The lack of women in cybersecurity leaves the online world at greater risk - aspenmayer
https://theconversation.com/the-lack-of-women-in-cybersecurity-leaves-the-online-world-at-greater-risk-136654
======
lakeWater
“ Female internet security professionals put a higher priority on internal
training and education in security and risk management. Women are also
stronger advocates for online training, which is a flexible, low-cost way of
increasing employees’ awareness of security issues.

Female internet security professionals are also adept at selecting partner
organizations to develop secure software. Women tend to pay more attention to
partner organizations’ qualifications and personnel, and they assess partners’
ability to meet contractual obligations. They also prefer partners that are
willing to perform independent security tests.”

------
jki275
"Women’s representation is important because women tend to offer viewpoints
and perspectives that are different from men’s, and these underrepresented
perspectives are critical in addressing cyber risks."

cite please?

Anecdotally, I know plenty of women in cyber security -- it's the field I have
one of my degrees in and I work in at times, and I see no specific,
quantifiable difference in their "viewpoints and perspectives" from men's
"viewpoints and perspectives" in this field.
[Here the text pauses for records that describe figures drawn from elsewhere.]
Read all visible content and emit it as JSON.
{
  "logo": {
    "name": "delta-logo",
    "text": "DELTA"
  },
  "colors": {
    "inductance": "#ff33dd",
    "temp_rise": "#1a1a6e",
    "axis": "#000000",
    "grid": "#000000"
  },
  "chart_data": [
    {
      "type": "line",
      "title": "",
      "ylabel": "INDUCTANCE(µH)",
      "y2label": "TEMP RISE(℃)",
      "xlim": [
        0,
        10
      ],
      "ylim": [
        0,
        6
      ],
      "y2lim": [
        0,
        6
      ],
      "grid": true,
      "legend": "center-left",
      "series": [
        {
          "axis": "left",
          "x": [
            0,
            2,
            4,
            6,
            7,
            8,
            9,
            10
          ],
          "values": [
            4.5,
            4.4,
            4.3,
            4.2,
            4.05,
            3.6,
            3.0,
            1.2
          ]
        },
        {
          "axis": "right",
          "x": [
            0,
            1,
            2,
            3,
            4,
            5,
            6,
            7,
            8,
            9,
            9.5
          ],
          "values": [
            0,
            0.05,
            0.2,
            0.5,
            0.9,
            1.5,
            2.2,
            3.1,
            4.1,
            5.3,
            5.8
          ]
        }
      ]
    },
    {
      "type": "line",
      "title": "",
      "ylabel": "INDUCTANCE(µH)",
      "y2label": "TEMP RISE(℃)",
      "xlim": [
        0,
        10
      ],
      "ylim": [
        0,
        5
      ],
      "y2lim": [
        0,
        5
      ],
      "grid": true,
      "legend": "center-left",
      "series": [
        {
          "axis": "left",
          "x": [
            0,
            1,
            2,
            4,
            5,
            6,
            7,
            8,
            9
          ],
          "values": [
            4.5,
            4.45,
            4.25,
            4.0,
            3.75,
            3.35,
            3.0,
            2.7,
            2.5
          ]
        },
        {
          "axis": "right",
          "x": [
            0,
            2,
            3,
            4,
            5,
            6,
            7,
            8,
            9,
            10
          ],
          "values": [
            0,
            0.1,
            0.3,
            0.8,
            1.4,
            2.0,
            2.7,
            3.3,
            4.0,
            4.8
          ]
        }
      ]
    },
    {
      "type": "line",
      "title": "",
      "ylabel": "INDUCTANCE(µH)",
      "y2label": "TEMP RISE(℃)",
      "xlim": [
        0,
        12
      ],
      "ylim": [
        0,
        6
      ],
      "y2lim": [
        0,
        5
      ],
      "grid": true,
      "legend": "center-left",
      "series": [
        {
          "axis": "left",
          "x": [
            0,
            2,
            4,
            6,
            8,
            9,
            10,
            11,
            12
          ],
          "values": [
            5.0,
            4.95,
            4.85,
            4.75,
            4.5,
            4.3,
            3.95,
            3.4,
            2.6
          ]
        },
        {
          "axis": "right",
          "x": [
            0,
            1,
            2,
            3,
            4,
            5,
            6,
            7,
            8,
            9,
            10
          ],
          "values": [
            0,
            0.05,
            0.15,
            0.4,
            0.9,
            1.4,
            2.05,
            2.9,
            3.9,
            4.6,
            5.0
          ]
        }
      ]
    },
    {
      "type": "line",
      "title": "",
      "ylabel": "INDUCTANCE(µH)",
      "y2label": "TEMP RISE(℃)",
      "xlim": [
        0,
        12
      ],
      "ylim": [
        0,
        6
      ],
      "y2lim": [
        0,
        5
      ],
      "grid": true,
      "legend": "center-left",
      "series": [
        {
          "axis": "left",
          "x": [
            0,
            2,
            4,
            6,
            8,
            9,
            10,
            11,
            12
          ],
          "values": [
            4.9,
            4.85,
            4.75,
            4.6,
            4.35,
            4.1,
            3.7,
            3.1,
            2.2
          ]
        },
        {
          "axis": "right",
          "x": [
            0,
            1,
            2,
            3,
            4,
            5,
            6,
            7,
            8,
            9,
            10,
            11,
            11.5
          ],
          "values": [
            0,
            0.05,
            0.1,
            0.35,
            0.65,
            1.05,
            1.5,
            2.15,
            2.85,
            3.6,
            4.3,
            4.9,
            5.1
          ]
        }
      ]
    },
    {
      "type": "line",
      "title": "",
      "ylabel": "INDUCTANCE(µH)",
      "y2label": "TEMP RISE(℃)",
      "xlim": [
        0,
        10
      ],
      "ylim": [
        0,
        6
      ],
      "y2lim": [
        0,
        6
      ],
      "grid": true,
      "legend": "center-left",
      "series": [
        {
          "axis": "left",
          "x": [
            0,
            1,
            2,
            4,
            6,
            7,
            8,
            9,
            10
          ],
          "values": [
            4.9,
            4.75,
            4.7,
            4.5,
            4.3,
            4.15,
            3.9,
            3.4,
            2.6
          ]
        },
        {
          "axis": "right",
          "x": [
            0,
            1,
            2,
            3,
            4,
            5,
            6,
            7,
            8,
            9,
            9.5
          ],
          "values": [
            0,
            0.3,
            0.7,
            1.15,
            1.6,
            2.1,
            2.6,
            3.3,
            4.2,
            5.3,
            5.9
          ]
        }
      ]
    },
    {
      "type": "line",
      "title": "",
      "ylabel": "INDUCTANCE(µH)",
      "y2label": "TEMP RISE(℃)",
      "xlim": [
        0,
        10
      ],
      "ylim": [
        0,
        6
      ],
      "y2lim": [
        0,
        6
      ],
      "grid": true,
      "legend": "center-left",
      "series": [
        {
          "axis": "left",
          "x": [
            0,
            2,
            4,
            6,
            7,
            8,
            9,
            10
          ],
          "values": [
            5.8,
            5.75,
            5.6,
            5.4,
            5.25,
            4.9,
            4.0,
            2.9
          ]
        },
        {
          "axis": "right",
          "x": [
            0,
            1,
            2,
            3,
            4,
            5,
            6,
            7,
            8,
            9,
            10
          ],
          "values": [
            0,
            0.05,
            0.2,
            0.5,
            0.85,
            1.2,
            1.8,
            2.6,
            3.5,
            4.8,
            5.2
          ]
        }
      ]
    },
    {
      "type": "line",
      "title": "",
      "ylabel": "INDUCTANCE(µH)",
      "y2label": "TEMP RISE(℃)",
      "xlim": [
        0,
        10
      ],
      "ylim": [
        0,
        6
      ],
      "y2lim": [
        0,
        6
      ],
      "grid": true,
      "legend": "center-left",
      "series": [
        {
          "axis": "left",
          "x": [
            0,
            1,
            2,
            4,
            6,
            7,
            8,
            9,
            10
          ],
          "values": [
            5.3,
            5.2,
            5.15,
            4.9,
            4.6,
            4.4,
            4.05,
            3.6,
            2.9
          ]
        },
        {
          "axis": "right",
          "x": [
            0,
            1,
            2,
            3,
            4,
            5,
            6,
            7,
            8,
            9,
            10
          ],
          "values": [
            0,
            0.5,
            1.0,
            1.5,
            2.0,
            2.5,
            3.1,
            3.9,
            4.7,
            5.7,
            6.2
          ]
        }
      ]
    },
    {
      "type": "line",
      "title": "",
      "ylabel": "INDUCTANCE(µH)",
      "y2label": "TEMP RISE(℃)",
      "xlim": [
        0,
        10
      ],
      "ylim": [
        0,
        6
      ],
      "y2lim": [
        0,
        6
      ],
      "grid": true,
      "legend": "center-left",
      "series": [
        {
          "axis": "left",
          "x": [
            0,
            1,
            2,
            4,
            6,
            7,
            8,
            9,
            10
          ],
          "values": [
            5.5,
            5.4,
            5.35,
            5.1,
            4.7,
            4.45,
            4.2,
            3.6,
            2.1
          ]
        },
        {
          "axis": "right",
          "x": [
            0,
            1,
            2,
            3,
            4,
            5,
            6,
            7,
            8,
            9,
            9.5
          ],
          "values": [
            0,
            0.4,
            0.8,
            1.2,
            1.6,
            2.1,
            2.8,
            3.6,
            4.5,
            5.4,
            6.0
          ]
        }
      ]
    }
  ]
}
I'm an advocate for women in STEM, I want to see women represented wherever
they want to be represented -- but articles like this are just bullshit fluff,
and the person who wrote it has no expertise in the field to support his
article anyway. He's a professor of "management" who writes blockchain
articles.

------
aspenmayer
‘Women are highly underrepresented in the field of cybersecurity. In 2017,
women’s share in the U.S. cybersecurity field was 14%, compared to 48% in the
general workforce.

‘The problem is more acute outside the U.S. In 2018, women accounted for 10%
of the cybersecurity workforce in the Asia-Pacific region, 9% in Africa, 8% in
Latin America, 7% in Europe and 5% in the Middle East.

‘Women are even less well represented in the upper echelons of security
leadership. Only 1% of female internet security workers are in senior
management positions.‘

‘Women’s representation is important because women tend to offer viewpoints
and perspectives that are different from men’s, and these underrepresented
perspectives are critical in addressing cyber risks.’